From   Kit Baum <[email protected]>
To   [email protected]
Subject   st: cluster() and robust option
Date   Tue, 16 Aug 2005 08:23:03 -0400

Federico says

I am working with a cross-national data set. It includes observations for 20 developed countries in 1990. Since these countries are not randomly sampled, I thought to use the reg option cluster(country). In fact it specifies that the observations are not independent within groups
Is this a reasonable solution in this case?

If so, why do I obtain the same result by using robust option?
I wonder if robust standard errors are the statistical remedy both for no independent observations and heteroskedasticity?
So, what is the relationship between heteroschedasticity and no indipendent observations?
I ask thesw questions because I didn't find any answers on STATA manuals.

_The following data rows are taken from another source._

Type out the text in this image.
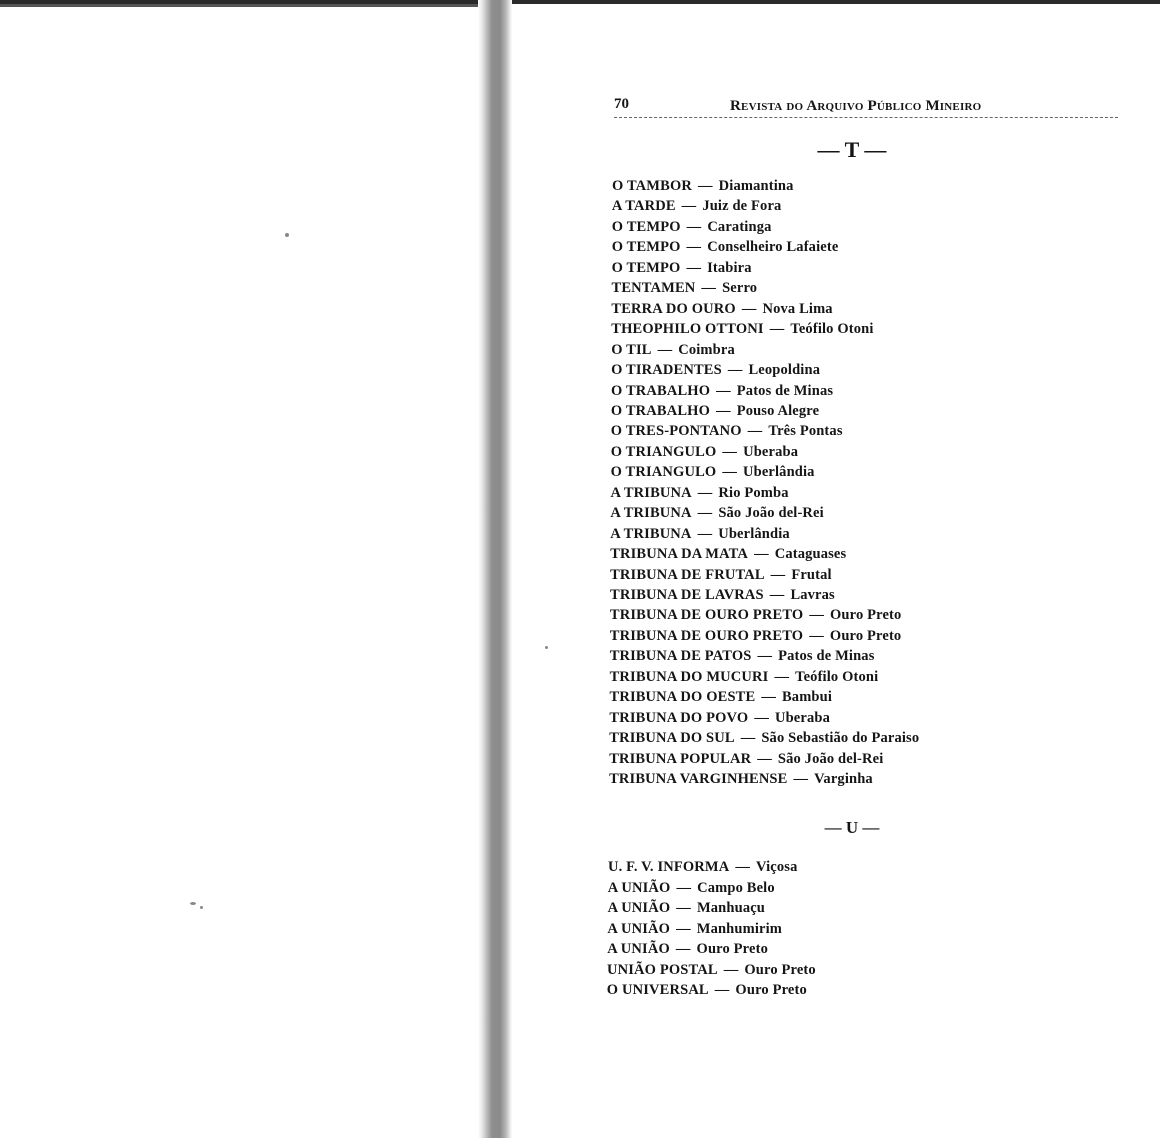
70	Revista do Arquivo Público Mineiro
— T —
O TAMBOR — Diamantina
A TARDE — Juiz de Fora
O TEMPO — Caratinga
O TEMPO — Conselheiro Lafaiete
O TEMPO — Itabira
TENTAMEN — Serro
TERRA DO OURO — Nova Lima
THEOPHILO OTTONI — Teófilo Otoni
O TIL — Coimbra
O TIRADENTES — Leopoldina
O TRABALHO — Patos de Minas
O TRABALHO — Pouso Alegre
O TRES-PONTANO — Três Pontas
O TRIANGULO — Uberaba
O TRIANGULO — Uberlândia
A TRIBUNA — Rio Pomba
A TRIBUNA — São João del-Rei
A TRIBUNA — Uberlândia
TRIBUNA DA MATA — Cataguases
TRIBUNA DE FRUTAL — Frutal
TRIBUNA DE LAVRAS — Lavras
TRIBUNA DE OURO PRETO — Ouro Preto
TRIBUNA DE OURO PRETO — Ouro Preto
TRIBUNA DE PATOS — Patos de Minas
TRIBUNA DO MUCURI — Teófilo Otoni
TRIBUNA DO OESTE — Bambui
TRIBUNA DO POVO — Uberaba
TRIBUNA DO SUL — São Sebastião do Paraiso
TRIBUNA POPULAR — São João del-Rei
TRIBUNA VARGINHENSE — Varginha
— U —
U. F. V. INFORMA — Viçosa
A UNIÃO — Campo Belo
A UNIÃO — Manhuaçu
A UNIÃO — Manhumirim
A UNIÃO — Ouro Preto
UNIÃO POSTAL — Ouro Preto
O UNIVERSAL — Ouro Preto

If you have only those 20 observations, robust and cluster(country) mean the same thing. The group of observations corresponding to the country is allowed to have a covariance matrix incorporating intra- country correlation, and the diagonal of that matrix is country- specific. But if you have only one obs. per country that matrix is a scalar with value equal to the "robust" (sandwich/Huber/White) variance estimator.

Cluster standard errors would make a difference if you have multiple observations per country (e.g. a panel). But there are other ways of skinning that cat, e.g. xtgls, xtgee etc.